Con­séquence directe : les entre­pris­es s’assurent ou cherchent des solu­tions com­plé­men­taires comme les cap­tives, un dis­posi­tif qui existe depuis une quar­an­taine d’années.

Pour mémoire, la cap­tive est une fil­iale d’assurance ou de réas­sur­ance de l’entreprise, stricte­ment régle­men­tée (Solv­abil­ité 2, l’ACPR en France) et un puis­sant out­il de pilotage de ses risques.

En dernier recours inter­vient l’État en finançant les pertes d’exploitation dont il a été l’initiateur ou dont l’ampleur est telle que seul lui peut agir. D’une cer­taine façon, il porte le risque en dernier recours dans des sit­u­a­tions excep­tion­nelles, telles que l’indemnisation des cat­a­stro­phes naturelles ou bien celle des vic­times du terrorisme. 

La préven­tion et l’indemnisation sont bien un enjeu col­lec­tif : plus les entre­pris­es seront respon­s­ables en dévelop­pant leur capac­ité à maîtris­er le finance­ment de leurs risques, moins elles appelleront la puis­sance publique à l’aide. Pren­dre un risque peut être beau en soi, s’il est, par exem­ple, une oppor­tu­nité d’infléchir le risque climatique. 

À la con­di­tion qu’il soit nour­ri des effets et con­séquences qu’il peut provo­quer, ten­ant compte que toute action est inter­dépen­dante des autres.


En bref

L’AMRAE (Asso­ci­a­tion pour le Man­age­ment des Risques et des Assur­ances de l’Entreprise) est l’association pro­fes­sion­nelle de référence des métiers du risque et des assur­ances en entre­prise. Elle rassem­ble plus de 1 500 mem­bres appar­tenant à 800 organ­i­sa­tions privées ou publiques.

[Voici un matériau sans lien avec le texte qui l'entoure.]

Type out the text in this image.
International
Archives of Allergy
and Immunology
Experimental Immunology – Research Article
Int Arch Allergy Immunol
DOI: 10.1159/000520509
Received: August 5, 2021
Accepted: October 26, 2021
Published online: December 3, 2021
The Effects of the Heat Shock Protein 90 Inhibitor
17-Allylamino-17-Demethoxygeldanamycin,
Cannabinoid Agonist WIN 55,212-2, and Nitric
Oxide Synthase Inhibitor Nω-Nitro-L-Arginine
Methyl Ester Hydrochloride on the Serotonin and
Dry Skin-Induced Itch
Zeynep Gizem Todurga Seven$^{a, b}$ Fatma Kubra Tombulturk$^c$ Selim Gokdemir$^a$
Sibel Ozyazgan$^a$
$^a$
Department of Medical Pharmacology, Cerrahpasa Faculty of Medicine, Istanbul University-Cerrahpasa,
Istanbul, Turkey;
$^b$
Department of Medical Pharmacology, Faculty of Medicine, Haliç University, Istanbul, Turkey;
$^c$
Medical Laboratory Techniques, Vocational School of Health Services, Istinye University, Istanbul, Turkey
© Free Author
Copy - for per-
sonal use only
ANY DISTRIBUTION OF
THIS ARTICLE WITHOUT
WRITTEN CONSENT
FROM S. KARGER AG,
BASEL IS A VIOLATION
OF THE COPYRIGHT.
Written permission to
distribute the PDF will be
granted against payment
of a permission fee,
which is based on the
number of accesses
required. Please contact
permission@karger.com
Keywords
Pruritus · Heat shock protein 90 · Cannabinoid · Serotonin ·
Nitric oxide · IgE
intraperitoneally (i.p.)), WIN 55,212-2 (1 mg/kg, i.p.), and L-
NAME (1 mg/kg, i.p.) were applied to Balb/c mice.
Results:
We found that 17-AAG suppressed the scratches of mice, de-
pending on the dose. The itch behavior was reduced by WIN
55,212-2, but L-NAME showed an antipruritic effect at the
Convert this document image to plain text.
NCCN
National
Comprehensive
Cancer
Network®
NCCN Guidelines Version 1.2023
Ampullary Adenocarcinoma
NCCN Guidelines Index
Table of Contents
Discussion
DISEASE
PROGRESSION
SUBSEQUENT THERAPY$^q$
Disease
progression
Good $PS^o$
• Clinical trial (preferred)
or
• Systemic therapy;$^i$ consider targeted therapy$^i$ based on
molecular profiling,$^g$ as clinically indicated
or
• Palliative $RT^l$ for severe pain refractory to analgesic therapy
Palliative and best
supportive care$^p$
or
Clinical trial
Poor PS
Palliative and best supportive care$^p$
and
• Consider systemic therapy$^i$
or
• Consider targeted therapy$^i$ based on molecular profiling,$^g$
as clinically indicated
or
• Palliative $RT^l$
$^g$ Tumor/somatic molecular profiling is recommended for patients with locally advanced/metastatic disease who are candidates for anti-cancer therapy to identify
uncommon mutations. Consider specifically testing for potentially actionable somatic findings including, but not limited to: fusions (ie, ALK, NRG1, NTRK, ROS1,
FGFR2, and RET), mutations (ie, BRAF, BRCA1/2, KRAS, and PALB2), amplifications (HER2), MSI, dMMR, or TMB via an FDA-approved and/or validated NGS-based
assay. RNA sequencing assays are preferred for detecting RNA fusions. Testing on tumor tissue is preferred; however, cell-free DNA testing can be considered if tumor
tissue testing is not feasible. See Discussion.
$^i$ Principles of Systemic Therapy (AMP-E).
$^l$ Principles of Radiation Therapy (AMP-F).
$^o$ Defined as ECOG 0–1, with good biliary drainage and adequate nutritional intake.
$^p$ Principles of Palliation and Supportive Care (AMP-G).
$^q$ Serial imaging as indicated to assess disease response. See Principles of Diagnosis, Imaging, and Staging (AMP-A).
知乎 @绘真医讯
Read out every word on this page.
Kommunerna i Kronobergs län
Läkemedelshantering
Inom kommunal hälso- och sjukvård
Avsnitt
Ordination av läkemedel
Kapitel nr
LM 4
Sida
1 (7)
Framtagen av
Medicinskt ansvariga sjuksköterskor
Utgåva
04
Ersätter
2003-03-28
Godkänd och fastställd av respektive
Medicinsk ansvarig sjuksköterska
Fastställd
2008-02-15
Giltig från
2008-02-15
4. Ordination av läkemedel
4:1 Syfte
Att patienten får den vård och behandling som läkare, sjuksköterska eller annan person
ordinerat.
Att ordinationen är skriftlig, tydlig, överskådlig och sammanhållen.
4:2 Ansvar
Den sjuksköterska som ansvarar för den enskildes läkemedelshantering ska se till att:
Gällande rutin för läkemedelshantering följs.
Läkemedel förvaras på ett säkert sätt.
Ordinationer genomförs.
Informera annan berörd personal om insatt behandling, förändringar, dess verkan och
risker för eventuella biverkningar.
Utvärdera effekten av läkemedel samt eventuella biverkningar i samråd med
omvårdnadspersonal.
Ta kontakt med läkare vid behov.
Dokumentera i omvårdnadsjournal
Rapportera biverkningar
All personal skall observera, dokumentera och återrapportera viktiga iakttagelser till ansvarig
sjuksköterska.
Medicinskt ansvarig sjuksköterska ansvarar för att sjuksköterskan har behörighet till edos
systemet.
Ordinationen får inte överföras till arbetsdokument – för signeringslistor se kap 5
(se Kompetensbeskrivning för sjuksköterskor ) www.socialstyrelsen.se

L’AMRAE a qua­tre mis­sions fondamentales :

  • Pro­mou­voir le con­cept de Risk Management ;
  • Porter et main­tenir l’expertise des Risk Man­agers au meilleur niveau ;
  • Anticiper et influ­encer le marché de l’assurance des entreprises ;
  • Ray­on­ner vers les Pou­voirs Publics et les insti­tu­tions civiles.

Avec AMRAE For­ma­tion, elle répond aux besoins de for­ma­tion pro­fes­sion­nelle en dis­pen­sant des for­ma­tions cer­ti­fi­antes de haut niveau.

AMRAE Les Ren­con­tres organ­ise le con­grès annuel de référence des métiers du risque et des assur­ances (plus de 3 000 par­tic­i­pants en 2020). Ces trois jours con­stituent le ren­dez-vous méti­er incon­tourn­able des acteurs de la maîtrise des risques et de leur financement.